Summary of Status of Indexes Online
See bahai-library.com/zamir/indexes/ for a directory of indexes (and other sections, such as prefaces, forewords, introductions, appendices, etc.) which are not yet online elsewhere. This is only a temporary location, as it is my aim to add them later into a database or XML/scripting environment (specifically for an index database--the other sections referenced below such as prefaces, etc., not yet accessible elsewhere on this site, would be shuffled off to the appropriate section elsewhere onsite). (We are not 100% certain on the copyright of all of these items, and are in the process of checking, so please do not reproduce at this stage (unless you obtain the publisher's permission--if so, let us know too!); I normally would not post if there were a question about copyright (the current extra material in the special versions of the Writings, for example, sold at bookstores now are in fact not open copyright), but those included here have been around for a while, and were published in the Writings themselves (and are relatively short) and often by figures such as Hands of the Cause, I thought it may be ok to post them until we could find out for sure; also the World Centre may utilize these indexes as a base for further additional proofreading and tagging (see http://reference.bahai.org), so be sure to coordinate with us or them for obtaining the most up to date copies...)
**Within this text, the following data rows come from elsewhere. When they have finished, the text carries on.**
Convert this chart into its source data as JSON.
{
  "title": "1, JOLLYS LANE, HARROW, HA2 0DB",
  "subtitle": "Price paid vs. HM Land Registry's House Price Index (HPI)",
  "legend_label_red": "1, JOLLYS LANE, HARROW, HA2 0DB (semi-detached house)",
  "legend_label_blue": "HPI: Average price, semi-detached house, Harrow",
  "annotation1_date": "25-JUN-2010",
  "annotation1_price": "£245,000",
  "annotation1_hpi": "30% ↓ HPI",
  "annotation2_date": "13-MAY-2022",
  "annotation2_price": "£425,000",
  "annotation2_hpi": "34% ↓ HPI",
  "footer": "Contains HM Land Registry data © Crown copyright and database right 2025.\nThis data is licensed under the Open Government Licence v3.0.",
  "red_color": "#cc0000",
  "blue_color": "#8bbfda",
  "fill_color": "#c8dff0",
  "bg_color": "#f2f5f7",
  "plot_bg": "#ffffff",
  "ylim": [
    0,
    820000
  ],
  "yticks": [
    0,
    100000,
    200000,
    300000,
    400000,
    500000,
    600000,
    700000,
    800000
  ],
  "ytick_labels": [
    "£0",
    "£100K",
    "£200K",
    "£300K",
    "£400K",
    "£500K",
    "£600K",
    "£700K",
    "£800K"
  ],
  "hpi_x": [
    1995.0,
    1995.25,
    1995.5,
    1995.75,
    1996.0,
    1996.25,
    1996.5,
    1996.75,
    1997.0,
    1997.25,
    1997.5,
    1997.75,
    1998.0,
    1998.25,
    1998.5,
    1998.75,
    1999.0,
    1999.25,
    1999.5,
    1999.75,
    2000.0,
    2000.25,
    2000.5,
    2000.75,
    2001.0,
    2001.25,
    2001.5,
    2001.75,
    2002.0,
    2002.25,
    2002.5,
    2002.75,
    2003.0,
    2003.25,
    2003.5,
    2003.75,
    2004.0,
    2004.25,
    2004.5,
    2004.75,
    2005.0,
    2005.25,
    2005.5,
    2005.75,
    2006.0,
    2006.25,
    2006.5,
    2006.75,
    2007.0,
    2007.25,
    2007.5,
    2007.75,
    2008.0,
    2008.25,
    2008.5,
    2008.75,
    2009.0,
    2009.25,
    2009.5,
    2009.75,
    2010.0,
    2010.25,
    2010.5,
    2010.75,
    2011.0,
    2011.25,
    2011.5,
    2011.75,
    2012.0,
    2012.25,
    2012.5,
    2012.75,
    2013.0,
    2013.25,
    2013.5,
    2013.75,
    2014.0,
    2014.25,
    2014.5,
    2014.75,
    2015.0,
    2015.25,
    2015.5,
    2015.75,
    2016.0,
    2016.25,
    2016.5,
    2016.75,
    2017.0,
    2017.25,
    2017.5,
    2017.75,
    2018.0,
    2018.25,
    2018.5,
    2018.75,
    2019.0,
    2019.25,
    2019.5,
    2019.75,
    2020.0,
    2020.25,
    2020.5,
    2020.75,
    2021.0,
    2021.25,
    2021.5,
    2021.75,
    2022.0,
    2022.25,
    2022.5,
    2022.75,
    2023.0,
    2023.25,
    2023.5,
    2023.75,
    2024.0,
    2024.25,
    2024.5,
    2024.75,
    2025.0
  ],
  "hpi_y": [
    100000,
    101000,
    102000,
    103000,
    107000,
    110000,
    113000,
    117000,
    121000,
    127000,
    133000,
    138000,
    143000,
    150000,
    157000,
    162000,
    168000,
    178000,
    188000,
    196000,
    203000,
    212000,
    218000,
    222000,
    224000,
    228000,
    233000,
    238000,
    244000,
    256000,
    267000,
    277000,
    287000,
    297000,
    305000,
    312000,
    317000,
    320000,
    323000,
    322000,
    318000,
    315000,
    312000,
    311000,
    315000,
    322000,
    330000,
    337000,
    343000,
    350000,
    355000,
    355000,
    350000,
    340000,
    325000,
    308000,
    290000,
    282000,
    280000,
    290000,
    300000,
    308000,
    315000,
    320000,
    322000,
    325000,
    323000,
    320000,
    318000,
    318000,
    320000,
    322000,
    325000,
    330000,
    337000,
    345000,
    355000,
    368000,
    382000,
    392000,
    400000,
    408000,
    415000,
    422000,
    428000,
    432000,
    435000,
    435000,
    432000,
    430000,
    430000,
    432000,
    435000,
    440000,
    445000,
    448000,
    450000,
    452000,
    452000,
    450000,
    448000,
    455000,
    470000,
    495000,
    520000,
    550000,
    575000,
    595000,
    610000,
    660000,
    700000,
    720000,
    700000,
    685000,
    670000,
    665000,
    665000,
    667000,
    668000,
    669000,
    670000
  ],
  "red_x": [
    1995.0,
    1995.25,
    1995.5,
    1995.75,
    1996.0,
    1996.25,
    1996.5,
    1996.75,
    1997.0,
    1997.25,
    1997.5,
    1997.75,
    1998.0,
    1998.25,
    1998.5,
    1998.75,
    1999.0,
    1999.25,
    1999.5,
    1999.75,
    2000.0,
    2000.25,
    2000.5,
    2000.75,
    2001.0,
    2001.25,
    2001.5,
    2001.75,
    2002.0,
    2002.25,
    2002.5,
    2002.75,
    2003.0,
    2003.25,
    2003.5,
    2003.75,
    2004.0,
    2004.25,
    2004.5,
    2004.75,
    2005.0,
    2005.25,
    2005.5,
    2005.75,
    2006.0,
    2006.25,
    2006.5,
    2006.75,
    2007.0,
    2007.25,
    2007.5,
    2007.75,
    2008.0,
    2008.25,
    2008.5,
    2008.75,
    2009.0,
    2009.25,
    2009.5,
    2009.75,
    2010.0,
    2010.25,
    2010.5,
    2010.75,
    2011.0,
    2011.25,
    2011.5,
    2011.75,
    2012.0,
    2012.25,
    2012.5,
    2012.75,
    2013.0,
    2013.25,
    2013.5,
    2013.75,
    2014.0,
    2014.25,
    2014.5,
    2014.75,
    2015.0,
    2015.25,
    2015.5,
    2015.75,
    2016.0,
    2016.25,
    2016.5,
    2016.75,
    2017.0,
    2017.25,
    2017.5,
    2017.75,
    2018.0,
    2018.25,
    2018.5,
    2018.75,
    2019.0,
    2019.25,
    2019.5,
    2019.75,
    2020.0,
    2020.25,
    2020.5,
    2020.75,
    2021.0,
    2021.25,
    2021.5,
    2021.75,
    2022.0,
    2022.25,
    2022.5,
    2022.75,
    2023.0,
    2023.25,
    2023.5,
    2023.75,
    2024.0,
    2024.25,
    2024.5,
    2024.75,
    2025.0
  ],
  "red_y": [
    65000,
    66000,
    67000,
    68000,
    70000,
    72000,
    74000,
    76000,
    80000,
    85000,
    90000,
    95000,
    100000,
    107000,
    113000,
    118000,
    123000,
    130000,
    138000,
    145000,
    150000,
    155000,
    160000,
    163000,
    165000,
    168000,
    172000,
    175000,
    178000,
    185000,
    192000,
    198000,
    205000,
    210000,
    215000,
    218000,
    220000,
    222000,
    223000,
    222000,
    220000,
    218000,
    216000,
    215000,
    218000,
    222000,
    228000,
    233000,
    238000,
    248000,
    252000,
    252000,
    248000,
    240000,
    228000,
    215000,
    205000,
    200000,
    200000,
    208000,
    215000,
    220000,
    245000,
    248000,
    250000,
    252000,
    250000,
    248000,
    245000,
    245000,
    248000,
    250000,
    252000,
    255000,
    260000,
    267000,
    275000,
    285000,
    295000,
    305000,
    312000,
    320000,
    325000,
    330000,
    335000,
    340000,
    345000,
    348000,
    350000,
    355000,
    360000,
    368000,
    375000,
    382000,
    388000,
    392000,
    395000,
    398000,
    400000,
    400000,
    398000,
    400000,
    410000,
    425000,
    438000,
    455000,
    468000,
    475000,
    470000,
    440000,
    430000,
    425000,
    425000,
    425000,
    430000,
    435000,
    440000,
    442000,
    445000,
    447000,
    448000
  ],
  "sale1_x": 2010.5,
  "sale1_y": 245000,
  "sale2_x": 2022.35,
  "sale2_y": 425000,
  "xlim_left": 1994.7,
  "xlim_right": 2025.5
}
This intent to add to a database (or the like) is also the reason why some of the files, though they do have tabs and carriage returns (which can easily be converted into HTML indents and line breaks), have not been optimized in the latter format for optimal web viewing. However, it would be easy to convert these files for regular HTML use (though again, once inputted into a database, there should be greater functionality than regular HTML can provide). The files are otherwise proofread and fully formatted. The following books from the Writings, compilations, etc. already have indexes online elsewhere (see here for these titles):
The following do not have any indexes present (at least in the editions I could find--please do contact me if you make a discovery to the contrary):
Other Issues Related to Parsing Indexes for Future Database Use
Books such as The Promised Day Is Come and Paris Talks may need adjustments made for correct pagination/paragraphing, respectively (when cross-referencing to the index) in order to refer back to the appropriate verse/section in our present online version. (In other words, parsing may need to include paragraphing as well as alternate pagination to accommodate the largest number of users (and to accommodate different referencing standards in the indexes, study outlines, etc.). This would be especially true and necessary if we could produce a database version that provided side-by-side commentary by paragraph and/or page.
When parsing the scriptures for database use (not only the indexes, but the entire book), we will need to verify that all sections are included. Though in most cases the single document paginated version will include most sections, this is not always the case so far (e.g., for Selections from the Writings of 'Abdu'l-Bahá, the large document does not contain all the sections as referenced on the main page for this work).